Machine Learning Based Mesh Movement for Non-Hydrostatic Tsunami Simulation
Abstract
This study investigates the use of machine learning based mesh movement method, specifically the Universal Mesh Movement Network (UM2N), with depth integrated non-hydrostatic shallow water models.
Motivation for this comes from the need for models which balance efficiency and accuracy for use in probabilistic coastal hazard assessment.
Implementations are built on the discontinuous Galerkin finite-element (DG-FE) based software, Thetis, which leverages the partial differential equation (PDE) framework Firedrake for automated code generation.
Verification on benchmark test cases and validation against laboratory measurements of coastal hazards, focusing on tsunami propagation, run-up, and inundation is performed.
In these tests, the UM2N-driven meshes help resolve key non-hydrostatic dynamics including wave refraction over a conical shoal, run-up with wetting-drying on a conical island, and tsunami inundation in the Monai Valley laboratory benchmark, and yield numerical solutions in close agreement with reference fine-mesh computations and measured data.

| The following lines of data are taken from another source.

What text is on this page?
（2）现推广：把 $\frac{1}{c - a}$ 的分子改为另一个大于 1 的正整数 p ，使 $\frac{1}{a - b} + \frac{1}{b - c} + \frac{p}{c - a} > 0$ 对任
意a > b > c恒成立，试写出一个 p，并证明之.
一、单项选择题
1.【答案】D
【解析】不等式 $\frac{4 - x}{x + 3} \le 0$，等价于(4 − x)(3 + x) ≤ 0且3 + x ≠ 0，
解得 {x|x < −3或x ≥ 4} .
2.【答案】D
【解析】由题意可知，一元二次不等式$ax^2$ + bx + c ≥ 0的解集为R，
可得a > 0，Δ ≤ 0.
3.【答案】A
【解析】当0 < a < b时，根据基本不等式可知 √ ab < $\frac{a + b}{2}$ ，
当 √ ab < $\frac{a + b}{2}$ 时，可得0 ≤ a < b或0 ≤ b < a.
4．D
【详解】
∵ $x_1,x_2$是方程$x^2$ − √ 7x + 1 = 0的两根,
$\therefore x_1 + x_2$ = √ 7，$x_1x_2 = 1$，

Notably, in the Monai Valley case, UM2N achieves a ~91% reduction in wave-peak error at the nearshore gauge compared with ~74% for the conventional Monge--Ampère (MA) mesh movement, both relative to the coarse fixed mesh.
The UM2N surrogate based approach accelerates the conventional mesh movement step, achieving a ~32% reduction in total runtime and ~2 times speed-up in mesh movement step time over the MA solver on GPU, while offering a significant improvement in robustness over long integration periods and under strongly nonlinear wave conditions.